There's a quality of good cheer about deer hunting season on the island. The "hunters" are the same people as our neighbours, only for a couple of weeks they dress differently. As far as I can tell they have customary hunting rights over the whole island, which means that whoever I see riding by on an ATV belongs with one of our neighbours. It's usually one of their fishing mates and some younger relatives who are gradually learning the ways of hunting under more experienced eyes. So, since it's pretty much the same people year after year, they take a great deal of interest in how the deer population is doing. I would say they know more about the habits of the island's deer than anyone else. They are, really, students of the deer.

I'm glad to see them every fall because it's my chance to ask questions and learn something about the mysterious ways of deer. I try not to ask too much. I don't want to seem like I'm prying. So I limit myself to a question or two per year. This year I learned that the bucks usually stay deep in the woods while the does and fawns wander about more. That's why we see does and fawns around the house and sometimes on the road, but hardly ever do we see bucks. Just because we don't see them doesn't mean they aren't there.

The bucks become less cautious, though, as rutting season strikes them. I learned from the hunters this week that it's the onset of cold weather that triggers the bucks' desire to mate and lures them out of their hiding places. Deer season began officially last Friday, but it only started to get cold a couple of days ago. They said something about the phases of the moon too, but I didn't understand that part. I'll wait until next year to find out more about that.

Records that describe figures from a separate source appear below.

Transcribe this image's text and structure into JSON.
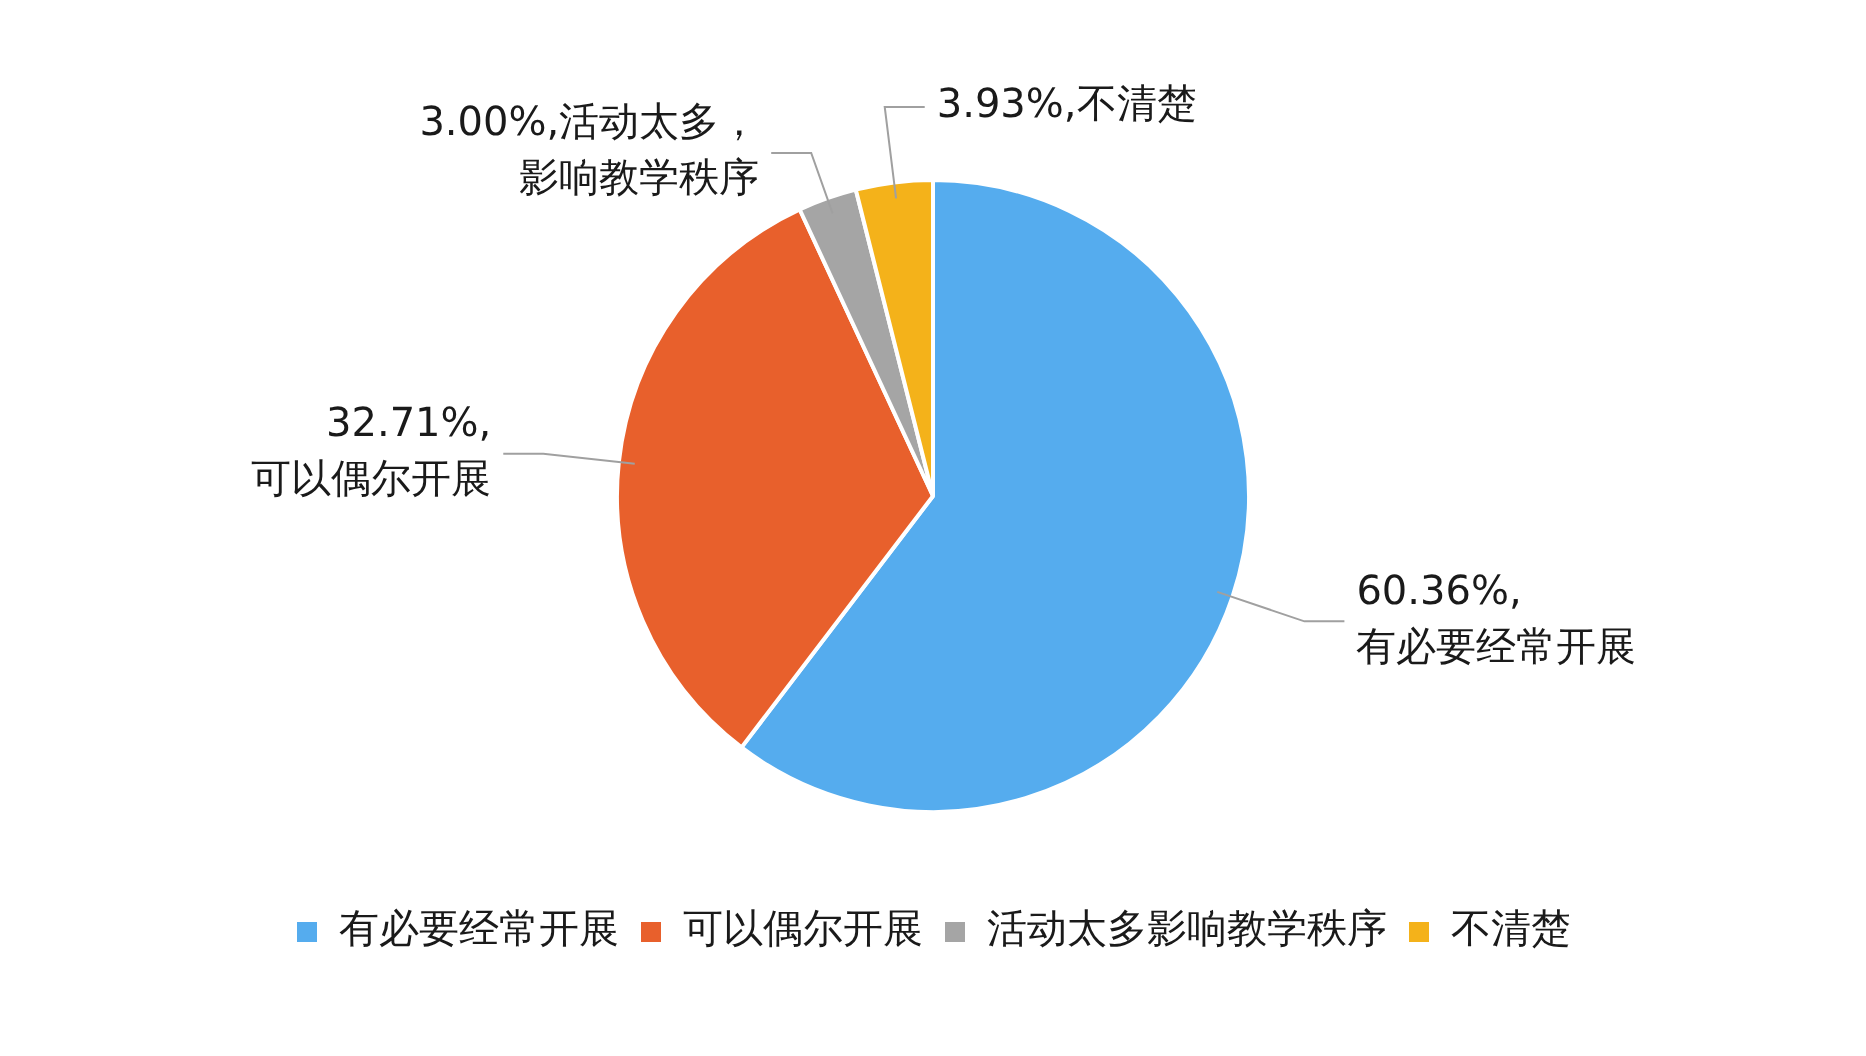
{
  "chart_data": {
    "type": "pie",
    "categories": [
      "有必要经常开展",
      "可以偶尔开展",
      "活动太多影响教学秩序",
      "不清楚"
    ],
    "values": [
      60.36,
      32.71,
      3.0,
      3.93
    ],
    "colors": [
      "#55acee",
      "#e8602c",
      "#a5a5a5",
      "#f4b21a"
    ],
    "value_labels": [
      "60.36%,有必要经常开展",
      "32.71%,可以偶尔开展",
      "3.00%,活动太多，影响教学秩序",
      "3.93%,不清楚"
    ],
    "legend": "bottom"
  }
}
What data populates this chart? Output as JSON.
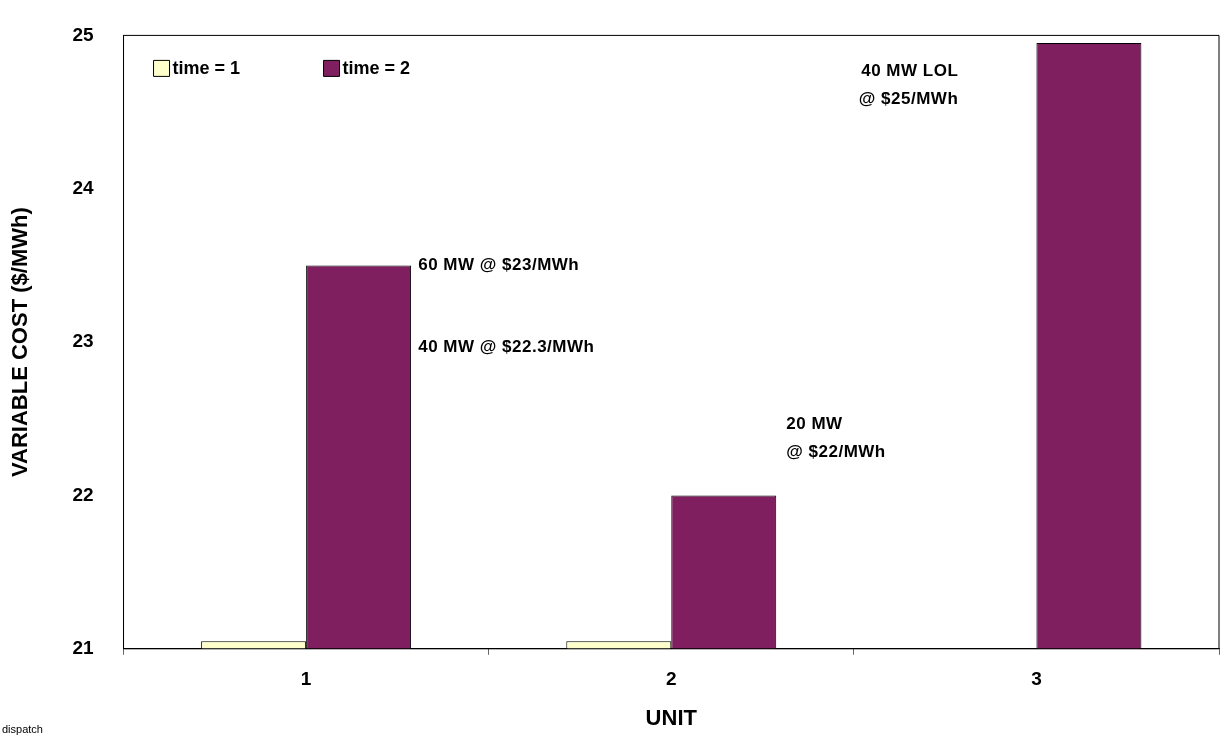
{
  "chart_data": {
    "type": "bar",
    "xlabel": "UNIT",
    "ylabel": "VARIABLE COST ($/MWh)",
    "categories": [
      "1",
      "2",
      "3"
    ],
    "series": [
      {
        "name": "time = 1",
        "color": "#ffffcc",
        "values": [
          21.05,
          21.05,
          null
        ]
      },
      {
        "name": "time = 2",
        "color": "#7f1f5f",
        "values": [
          23.5,
          22,
          24.95
        ]
      }
    ],
    "ylim": [
      21,
      25
    ],
    "yticks": [
      21,
      22,
      23,
      24,
      25
    ],
    "legend": "top left",
    "annotations": [
      "60 MW @ $23/MWh",
      "40 MW @ $22.3/MWh",
      "20 MW\n@ $22/MWh",
      "40 MW LOL\n@ $25/MWh",
      "dispatch"
    ]
  }
}
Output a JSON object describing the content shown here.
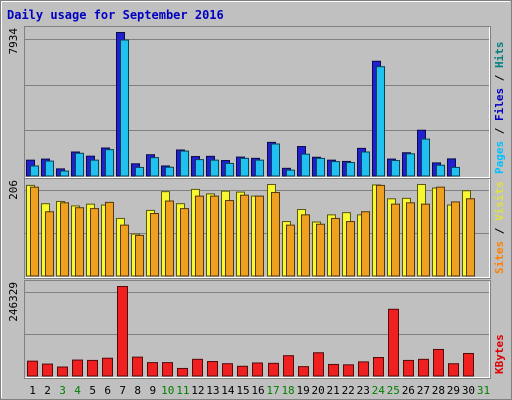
{
  "chart_data": {
    "type": "bar",
    "title": "Daily usage for September 2016",
    "days": [
      "1",
      "2",
      "3",
      "4",
      "5",
      "6",
      "7",
      "8",
      "9",
      "10",
      "11",
      "12",
      "13",
      "14",
      "15",
      "16",
      "17",
      "18",
      "19",
      "20",
      "21",
      "22",
      "23",
      "24",
      "25",
      "26",
      "27",
      "28",
      "29",
      "30",
      "31"
    ],
    "weekend_days": [
      "3",
      "4",
      "10",
      "11",
      "17",
      "18",
      "24",
      "25",
      "31"
    ],
    "panels": [
      {
        "id": "hits",
        "max_label": "7934",
        "ymax": 7934,
        "legend": [
          {
            "text": "Pages",
            "color": "#00C0FF"
          },
          {
            "text": " / ",
            "color": "#000000"
          },
          {
            "text": "Files",
            "color": "#0000C0"
          },
          {
            "text": " / ",
            "color": "#000000"
          },
          {
            "text": "Hits",
            "color": "#008080"
          }
        ],
        "series": [
          {
            "key": "hits",
            "color": "#2020D0",
            "values": [
              900,
              960,
              420,
              1350,
              1120,
              1570,
              7934,
              700,
              1200,
              580,
              1460,
              1100,
              1110,
              880,
              1070,
              1000,
              1880,
              450,
              1650,
              1060,
              900,
              830,
              1550,
              6350,
              960,
              1310,
              2550,
              750,
              970,
              0
            ]
          },
          {
            "key": "files",
            "color": "#20C0F0",
            "values": [
              580,
              850,
              300,
              1280,
              900,
              1480,
              7520,
              500,
              1040,
              510,
              1400,
              930,
              900,
              720,
              1000,
              900,
              1790,
              350,
              1230,
              1000,
              820,
              770,
              1350,
              6050,
              880,
              1250,
              2060,
              620,
              500,
              0
            ]
          }
        ]
      },
      {
        "id": "visits",
        "max_label": "206",
        "ymax": 206,
        "legend": [
          {
            "text": "Sites",
            "color": "#FF8000"
          },
          {
            "text": " / ",
            "color": "#000000"
          },
          {
            "text": "Visits",
            "color": "#E0E040"
          }
        ],
        "series": [
          {
            "key": "visits",
            "color": "#F8F830",
            "values": [
              204,
              163,
              168,
              158,
              162,
              160,
              130,
              95,
              148,
              190,
              163,
              195,
              185,
              191,
              189,
              180,
              206,
              123,
              150,
              122,
              138,
              143,
              138,
              205,
              174,
              175,
              206,
              198,
              160,
              192
            ]
          },
          {
            "key": "sites",
            "color": "#F0A020",
            "values": [
              200,
              145,
              165,
              154,
              152,
              166,
              115,
              92,
              141,
              169,
              152,
              180,
              180,
              170,
              182,
              180,
              188,
              115,
              138,
              117,
              130,
              123,
              145,
              204,
              162,
              165,
              162,
              200,
              167,
              174
            ]
          }
        ]
      },
      {
        "id": "kbytes",
        "max_label": "246329",
        "ymax": 246329,
        "legend": [
          {
            "text": "KBytes",
            "color": "#E00000"
          }
        ],
        "series": [
          {
            "key": "kbytes",
            "color": "#F02020",
            "values": [
              42000,
              34000,
              26000,
              45000,
              44000,
              50000,
              246329,
              53000,
              38000,
              38000,
              22000,
              47000,
              41000,
              35000,
              28000,
              37000,
              36000,
              57000,
              27000,
              65000,
              33000,
              32000,
              40000,
              52000,
              184000,
              44000,
              47000,
              74000,
              35000,
              63000
            ]
          }
        ]
      }
    ]
  }
}
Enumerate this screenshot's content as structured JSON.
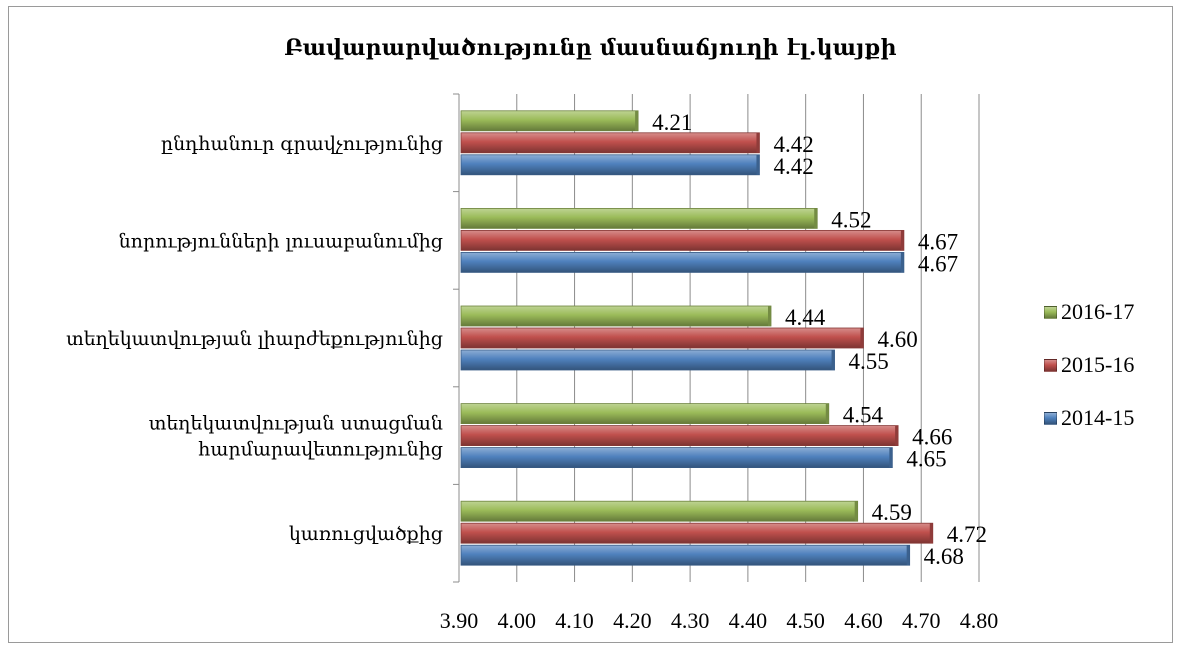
{
  "chart_data": {
    "type": "bar",
    "orientation": "horizontal",
    "title": "Բավարարվածությունը մասնաճյուղի  էլ.կայքի",
    "categories": [
      "ընդհանուր գրավչությունից",
      "նորությունների  լուսաբանումից",
      "տեղեկատվության լիարժեքությունից",
      "տեղեկատվության ստացման հարմարավետությունից",
      "կառուցվածքից"
    ],
    "category_lines": [
      [
        "ընդհանուր գրավչությունից"
      ],
      [
        "նորությունների  լուսաբանումից"
      ],
      [
        "տեղեկատվության լիարժեքությունից"
      ],
      [
        "տեղեկատվության ստացման",
        "հարմարավետությունից"
      ],
      [
        "կառուցվածքից"
      ]
    ],
    "series": [
      {
        "name": "2016-17",
        "color": "#9bbb59",
        "values": [
          4.21,
          4.52,
          4.44,
          4.54,
          4.59
        ],
        "labels": [
          "4.21",
          "4.52",
          "4.44",
          "4.54",
          "4.59"
        ]
      },
      {
        "name": "2015-16",
        "color": "#c0504d",
        "values": [
          4.42,
          4.67,
          4.6,
          4.66,
          4.72
        ],
        "labels": [
          "4.42",
          "4.67",
          "4.60",
          "4.66",
          "4.72"
        ]
      },
      {
        "name": "2014-15",
        "color": "#4f81bd",
        "values": [
          4.42,
          4.67,
          4.55,
          4.65,
          4.68
        ],
        "labels": [
          "4.42",
          "4.67",
          "4.55",
          "4.65",
          "4.68"
        ]
      }
    ],
    "xlim": [
      3.9,
      4.8
    ],
    "x_ticks": [
      "3.90",
      "4.00",
      "4.10",
      "4.20",
      "4.30",
      "4.40",
      "4.50",
      "4.60",
      "4.70",
      "4.80"
    ],
    "xlabel": "",
    "ylabel": "",
    "grid": true,
    "legend_position": "right"
  }
}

I like the sound of their ATVs going up and down the road, heading toward their blinds deep in the woods or to another camp, then back again. Each year in late October they clear out their old ATV paths into the interior. Their paths do us good, since we can walk along them at other times of the year and explore an otherwise impenetrable landscape of forest and bog.

For some reason I don't see hunting season as a tragedy for the deer. Most of the deer who gather around the piles of imported carrots and apples to help themselves are does and fawns and under-sized bucks who can't be shot. Maybe the carrots and apples they are eating now will add to the reserves they need to get through the winter. And if the hunters decide the herd seems too small and the bucks too few, they will just agree among themselves not to shoot any. Since they have been hunting here for years, they take the long view. Sometimes I think they are more interested in watching the deer than anything else. But they are truly happy when somebody bags one.

They enjoy being out here for a few days anyway. The young fellas are learning the ways of the woods. The old fellas are getting away from the mainland and enjoying a break between the end of fishing and the start of the lobster season in a few weeks, when they'll be hunting beneath the deep, cold North Atlantic waters.

2 comments:

Janet said...

Thank you Anne for your very well considered views on hunting. I've heard it said that the best conservationists are hunters and fishers, and it's also true that to preserve heritage breeds of livestock and heritage seeds and plants you must eat them, otherwise there is no demand and they will die out.
Thank you for presenting hunters as the careful and conservation minded people they for the most part are. It's the city and suburban folk who have not inherited and been taught their parents skills I worry about out in the woods because with the system of lanes and vaults we have here, it is too easy to be upon houses before you know it unless you can read the signs. I tend to turn on lots of lights in my house at dusk - just in case!

JoAnn ( Scene Through My Eyes) said...

A wonderful view of deer hunting season - well put.